No right answer exists. Everybody is different, which makes the world go round and so forth. But when one option is pushed above the other to a relentless degree, it carries an inevitable risk of traumatizing a lot of people whose only crime is not being able to physically or mentally cope with an ultra-stressful process.

A rare happy moment? Probably just wind...

The sleeping

The major parenting lesson that trumps all others appears to be this: if your child is growing and feeding, you’re doing a good job. You are powerless to stop the crying and refusals to sleep beyond a few coping strategies that can sometimes minimize but never fully eliminate the problem. Accepting this situation, of course, is another matter entirely.

As it stands, five and a bit weeks in, Charlotte settles down in her pram in the late evening and then will sleep in her moses basket for hours, going straight back down after night feeds. Touch wood. When I tell people this they are amazed and often envious, and don’t get me wrong – it’s great not to be permanently replicating that zombied-out feeling I only get after staying up until 4am to watch the Super Bowl.

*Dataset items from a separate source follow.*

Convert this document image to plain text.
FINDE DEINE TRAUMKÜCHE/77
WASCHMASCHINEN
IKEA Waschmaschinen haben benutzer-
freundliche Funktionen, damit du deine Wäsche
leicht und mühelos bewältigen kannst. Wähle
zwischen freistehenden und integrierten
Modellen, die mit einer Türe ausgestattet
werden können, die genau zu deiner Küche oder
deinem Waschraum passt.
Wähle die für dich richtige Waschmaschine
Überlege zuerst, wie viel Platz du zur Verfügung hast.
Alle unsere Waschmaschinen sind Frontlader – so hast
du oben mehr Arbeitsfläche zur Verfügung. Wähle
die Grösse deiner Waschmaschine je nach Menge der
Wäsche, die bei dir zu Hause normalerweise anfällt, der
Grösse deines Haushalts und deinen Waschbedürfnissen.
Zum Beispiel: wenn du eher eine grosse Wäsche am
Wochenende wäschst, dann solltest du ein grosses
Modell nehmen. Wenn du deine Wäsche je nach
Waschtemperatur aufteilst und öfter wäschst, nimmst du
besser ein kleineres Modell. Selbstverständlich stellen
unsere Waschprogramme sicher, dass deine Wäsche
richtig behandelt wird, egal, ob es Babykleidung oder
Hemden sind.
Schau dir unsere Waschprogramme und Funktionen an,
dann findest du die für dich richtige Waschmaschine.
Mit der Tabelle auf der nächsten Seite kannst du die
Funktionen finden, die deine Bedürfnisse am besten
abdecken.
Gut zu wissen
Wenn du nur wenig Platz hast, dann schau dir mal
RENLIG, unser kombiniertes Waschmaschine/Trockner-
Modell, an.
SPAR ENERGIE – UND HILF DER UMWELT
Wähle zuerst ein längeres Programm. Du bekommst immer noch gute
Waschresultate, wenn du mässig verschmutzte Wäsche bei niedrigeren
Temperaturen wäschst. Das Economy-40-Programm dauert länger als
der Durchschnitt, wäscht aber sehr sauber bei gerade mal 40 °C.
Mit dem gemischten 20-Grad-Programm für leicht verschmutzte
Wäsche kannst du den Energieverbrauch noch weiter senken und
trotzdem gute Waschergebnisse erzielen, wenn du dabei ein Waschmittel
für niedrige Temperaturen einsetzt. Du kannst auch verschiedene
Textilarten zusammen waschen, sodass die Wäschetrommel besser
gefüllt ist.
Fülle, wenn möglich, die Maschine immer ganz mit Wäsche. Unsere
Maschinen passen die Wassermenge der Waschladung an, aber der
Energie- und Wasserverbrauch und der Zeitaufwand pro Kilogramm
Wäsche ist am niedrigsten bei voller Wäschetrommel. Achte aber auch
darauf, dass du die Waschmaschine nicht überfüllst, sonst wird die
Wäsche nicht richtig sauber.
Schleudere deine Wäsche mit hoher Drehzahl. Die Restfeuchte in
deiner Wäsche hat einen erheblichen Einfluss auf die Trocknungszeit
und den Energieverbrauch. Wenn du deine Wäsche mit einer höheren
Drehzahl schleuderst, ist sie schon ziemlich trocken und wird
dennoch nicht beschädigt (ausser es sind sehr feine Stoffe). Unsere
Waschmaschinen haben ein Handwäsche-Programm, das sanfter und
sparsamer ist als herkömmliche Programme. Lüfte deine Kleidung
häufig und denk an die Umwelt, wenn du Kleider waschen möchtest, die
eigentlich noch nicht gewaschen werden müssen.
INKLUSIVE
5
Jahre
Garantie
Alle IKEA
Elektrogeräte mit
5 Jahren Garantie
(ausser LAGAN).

Well, here comes the ‘but’: the daytimes are still hard. Tougher for my wife, admittedly, who has to deal with Charlotte’s bitter struggles against sleep every single weekday. But it’s in my nature to feel guilty and worried about most things anyway. Now multiply that low-level anxiety exponentially. I physically feel it as a dull throb at the bridge of my nose several times a day, usually when I’ve just been concentrating hard on something work-related or reading an interesting link from Twitter. It says ‘while you’re here, your wife is looking after your baby, who cries 90% of the time if you try to put her down in any stationary location or receptacle.’

Being driven around in her car seat usually sends Charlotte to sleep, as it does for most babies, and often a vigorous trip in the pram will induce a state of snoozing or at least calmness. But then why doesn’t she like the very expensive bouncer gifted by her honorary Aunties, which is essentially a vibrating, swinging car seat? How come she can be in what seems like a deep sleep in my arms, and then be wide awake and grizzling as soon as she is put down in her pram? Being forced to use a sling (which she’s still too small for really) or hold her all the time while indoors is not what either of us signed up for, because the books – oh, the books – all say our child should be sleeping 15-17 hours per day.

Hah.

You’re doing a great job, everybody says. Keep at it. This is just a phase that she’ll grow out of.

I’m sure she will. I just wish the cheeky little so-and-so would hurry up about it.